A felicidade das crianças é um assunto relativamente recente na vida das famílias e nas conversas de mães. Antigamente as preocupações eram apenas sobre a saúde física, os estudos e como equilibrar as contas com mais um membro na família. Não se olhava para os sentimentos dessa criança e acreditava-se que criança era naturalmente feliz. A infância por si só se encarregava disso.
Muitas das crianças daquela geração cresceram, tornaram-se pais e mães e por terem essa lacuna da felicidade infantil, somada a novos estudos e práticas de parentalidade, passaram a olhar para essa temática sob outra perspectiva. Passamos a nos preocupar com a felicidade de nossos pequenos (ainda bem).
Mas o que será que faz nossos filhos felizes?
Um estudo no Brasil em 2014, com 200 crianças de 5 a 12 anos, de escolas públicas e privadas, avaliou qual é o conceito de felicidade em crianças. Pela voz das próprias crianças, a felicidade é associada principalmente a sentimentos, lazer, família, amizades, necessidades básicas/desejos, escola, não violência e ações morais, nesta ordem de prevalência (Tabela 1). Entre as respostas dadas por meninas e meninos, foram observados duas diferenças significativas. Para as meninas a felicidade está associada primeiramente a sentimentos e emoções positivas, enquanto para os meninos a principal menção são os conteúdos de lazer, atividades físicas e divertidas. Outro resultado interessante deste estudo, é que as crianças da faixa etária de 9 a 10 anos foram as que mais mencionaram a família como o conceito de felicidade. Os autores atribuem isso dois pontos: crianças de idades maiores são capazes de entender conceitos mais abstratos, como “família”, para darem suas respostas; a aproximação da adolescência permite que elas vejam os defeitos dos pais, e não mais no lugar idealizados da idades menores, e daí a associação dessas figuras com a felicidade (ou com a falta dela) (GIACOMONI; SOUZA, HUTZ, 2014).

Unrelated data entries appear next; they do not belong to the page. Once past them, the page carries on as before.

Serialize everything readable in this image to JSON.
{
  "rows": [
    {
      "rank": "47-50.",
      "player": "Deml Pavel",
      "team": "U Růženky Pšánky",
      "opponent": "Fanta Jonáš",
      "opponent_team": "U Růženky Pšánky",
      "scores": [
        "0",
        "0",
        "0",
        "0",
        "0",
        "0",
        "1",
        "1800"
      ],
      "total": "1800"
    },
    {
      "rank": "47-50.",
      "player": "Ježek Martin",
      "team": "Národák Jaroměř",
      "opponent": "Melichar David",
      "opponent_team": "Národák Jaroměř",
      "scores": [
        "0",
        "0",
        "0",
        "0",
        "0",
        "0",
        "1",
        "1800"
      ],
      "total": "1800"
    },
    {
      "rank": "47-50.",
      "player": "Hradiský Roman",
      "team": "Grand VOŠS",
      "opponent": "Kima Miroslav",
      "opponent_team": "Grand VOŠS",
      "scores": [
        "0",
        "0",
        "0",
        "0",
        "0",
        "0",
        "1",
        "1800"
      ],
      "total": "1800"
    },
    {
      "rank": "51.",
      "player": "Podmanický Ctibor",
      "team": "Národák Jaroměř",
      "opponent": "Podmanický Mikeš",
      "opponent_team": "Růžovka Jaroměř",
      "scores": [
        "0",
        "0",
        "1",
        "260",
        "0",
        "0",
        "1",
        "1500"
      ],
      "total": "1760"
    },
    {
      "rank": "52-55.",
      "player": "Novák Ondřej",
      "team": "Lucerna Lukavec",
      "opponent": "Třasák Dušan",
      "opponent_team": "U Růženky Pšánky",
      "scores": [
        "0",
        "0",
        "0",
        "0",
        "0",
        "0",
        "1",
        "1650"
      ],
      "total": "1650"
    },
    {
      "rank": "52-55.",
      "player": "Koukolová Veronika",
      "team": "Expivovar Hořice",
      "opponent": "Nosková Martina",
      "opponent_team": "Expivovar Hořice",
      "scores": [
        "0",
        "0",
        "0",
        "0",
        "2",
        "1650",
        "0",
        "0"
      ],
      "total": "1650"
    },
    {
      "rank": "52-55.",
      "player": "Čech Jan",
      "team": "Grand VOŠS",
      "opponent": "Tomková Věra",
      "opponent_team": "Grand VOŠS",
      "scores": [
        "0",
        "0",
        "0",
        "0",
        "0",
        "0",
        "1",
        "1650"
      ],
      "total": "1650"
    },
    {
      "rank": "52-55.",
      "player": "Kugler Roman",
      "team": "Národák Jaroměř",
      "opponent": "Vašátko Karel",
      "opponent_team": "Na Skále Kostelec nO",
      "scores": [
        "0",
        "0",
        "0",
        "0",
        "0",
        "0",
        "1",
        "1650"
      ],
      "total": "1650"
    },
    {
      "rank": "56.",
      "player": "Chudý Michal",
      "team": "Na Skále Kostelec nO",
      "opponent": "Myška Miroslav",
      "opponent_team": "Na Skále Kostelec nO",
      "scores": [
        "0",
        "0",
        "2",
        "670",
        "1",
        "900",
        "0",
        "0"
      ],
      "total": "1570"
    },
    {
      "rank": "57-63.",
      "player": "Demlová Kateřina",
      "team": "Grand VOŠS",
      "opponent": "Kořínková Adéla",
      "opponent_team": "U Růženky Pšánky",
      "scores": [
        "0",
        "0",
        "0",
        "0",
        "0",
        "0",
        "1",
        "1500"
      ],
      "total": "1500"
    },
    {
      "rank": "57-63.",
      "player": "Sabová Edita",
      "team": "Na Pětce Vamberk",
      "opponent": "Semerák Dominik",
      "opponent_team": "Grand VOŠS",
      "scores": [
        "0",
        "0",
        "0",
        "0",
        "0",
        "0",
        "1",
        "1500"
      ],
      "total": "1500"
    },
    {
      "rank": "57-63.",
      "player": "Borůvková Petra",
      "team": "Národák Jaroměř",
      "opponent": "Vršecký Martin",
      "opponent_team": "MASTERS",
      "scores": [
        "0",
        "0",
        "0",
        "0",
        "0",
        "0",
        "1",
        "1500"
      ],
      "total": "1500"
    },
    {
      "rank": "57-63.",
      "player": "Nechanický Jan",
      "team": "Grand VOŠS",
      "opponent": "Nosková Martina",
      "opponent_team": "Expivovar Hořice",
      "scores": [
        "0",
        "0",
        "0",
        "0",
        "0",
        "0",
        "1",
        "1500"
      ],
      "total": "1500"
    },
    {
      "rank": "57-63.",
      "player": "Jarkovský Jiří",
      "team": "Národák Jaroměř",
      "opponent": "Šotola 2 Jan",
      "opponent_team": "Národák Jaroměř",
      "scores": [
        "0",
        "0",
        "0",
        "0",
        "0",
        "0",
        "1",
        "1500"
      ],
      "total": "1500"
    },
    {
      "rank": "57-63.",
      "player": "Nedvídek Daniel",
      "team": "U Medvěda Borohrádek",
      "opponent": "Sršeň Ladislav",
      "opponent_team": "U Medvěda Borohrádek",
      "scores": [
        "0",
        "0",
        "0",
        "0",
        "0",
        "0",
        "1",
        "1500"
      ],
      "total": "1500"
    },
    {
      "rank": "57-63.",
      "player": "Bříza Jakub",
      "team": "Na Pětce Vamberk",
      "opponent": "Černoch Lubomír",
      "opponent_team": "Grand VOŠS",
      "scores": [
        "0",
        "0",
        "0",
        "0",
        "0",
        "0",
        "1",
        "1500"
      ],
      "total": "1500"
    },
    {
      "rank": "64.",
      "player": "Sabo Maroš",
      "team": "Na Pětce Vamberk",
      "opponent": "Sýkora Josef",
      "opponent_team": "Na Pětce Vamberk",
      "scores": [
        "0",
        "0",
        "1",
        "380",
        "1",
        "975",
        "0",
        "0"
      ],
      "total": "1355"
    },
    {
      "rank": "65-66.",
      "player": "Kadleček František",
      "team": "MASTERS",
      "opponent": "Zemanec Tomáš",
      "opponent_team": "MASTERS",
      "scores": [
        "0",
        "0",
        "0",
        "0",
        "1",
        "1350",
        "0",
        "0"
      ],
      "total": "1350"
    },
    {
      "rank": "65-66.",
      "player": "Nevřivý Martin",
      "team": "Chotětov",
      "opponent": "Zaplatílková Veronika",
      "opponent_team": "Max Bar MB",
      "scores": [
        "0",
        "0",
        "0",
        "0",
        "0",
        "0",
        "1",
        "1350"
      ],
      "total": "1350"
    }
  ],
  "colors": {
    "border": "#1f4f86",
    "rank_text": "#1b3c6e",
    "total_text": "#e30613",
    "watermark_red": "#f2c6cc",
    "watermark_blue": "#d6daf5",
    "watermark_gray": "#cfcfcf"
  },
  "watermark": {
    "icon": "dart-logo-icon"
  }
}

Fonte: GIACOMONI; SOUZA, HUTZ, 2014.
Outro grupo de pesquisadores, agora na Itália, fizeram uma revisão em 2022 de 124 estudos para identificar associações relevantes entre o funcionamento familiar e a felicidade de crianças e adolescentes. Os estudos examinados destacaram que o aumento da coesão familiar e da adaptabilidade, ou seja, práticas familiares positivas, foram associados a níveis mais elevados de felicidade em crianças e adolescentes. Os autores apontam ainda que, tanto meninas como meninos, consideram que a comunicação positiva com seus pais está diretamente associada ao aumento da felicidade. Para os adolescentes, poder se expressar livremente dentro de casa está associado com a maior satisfação na vida. (IZZO; BAIOCCO; PISTELLA, 2022).
É curioso notar que em nenhum destes estudos foi apontado como fatores de promoção da felicidade em crianças e adolescentes práticas como ter um carro maior, uma casa mais bonita, tonelada de brinquedos colecionáveis, festa de aniversário com presença de toda a Disneylândia, mais dinheiro para família ou mães sobrecarregadas para dar conta de tudo isso.
Nossos filhos querem presença, momentos, diversão, segurança e espaço para serem eles mesmos.
Não estou dizendo que oferecer todas essas coisas é errado e traz infelicidade para nossas casas. Muito pelo contrário, são coisas que nos trazem conforto (fora a parte da mãe sobrecarregada). Que bom quando podemos proporcionar isso a eles, e também a nós. Mas meu ponto aqui é, onde estamos concentrando nossas energias? Será que nossas preocupações e empenhos estão sendo colocados nos caminhos que de fato vão levar nossos filhos para esse lugar de maior felicidade?
Eu não tenho a resposta certa (e bem na verdade não sei se ela existe). Mas acredito que cabe a cada uma de nós refletir sobre tudo isso, e talvez mudarmos um pouco nosso foco e nos concentrarmos naquilo que nossos filhos estão de fato nos pedindo.
Referências:
GIACOMONI, C. H.; SOUZA, L. K; HUTZ, C. S. O conceito de felicidade em crianças. Psico-USF, 19 (1), 2014.
IZZO, F; BAIOCCO, R., PISTELLA, J. Children’s and Adolescents’ Happiness and Family Functioning: A Systematic Literature Review. Int. J. Environ. Res. Public Health, 16, 2022.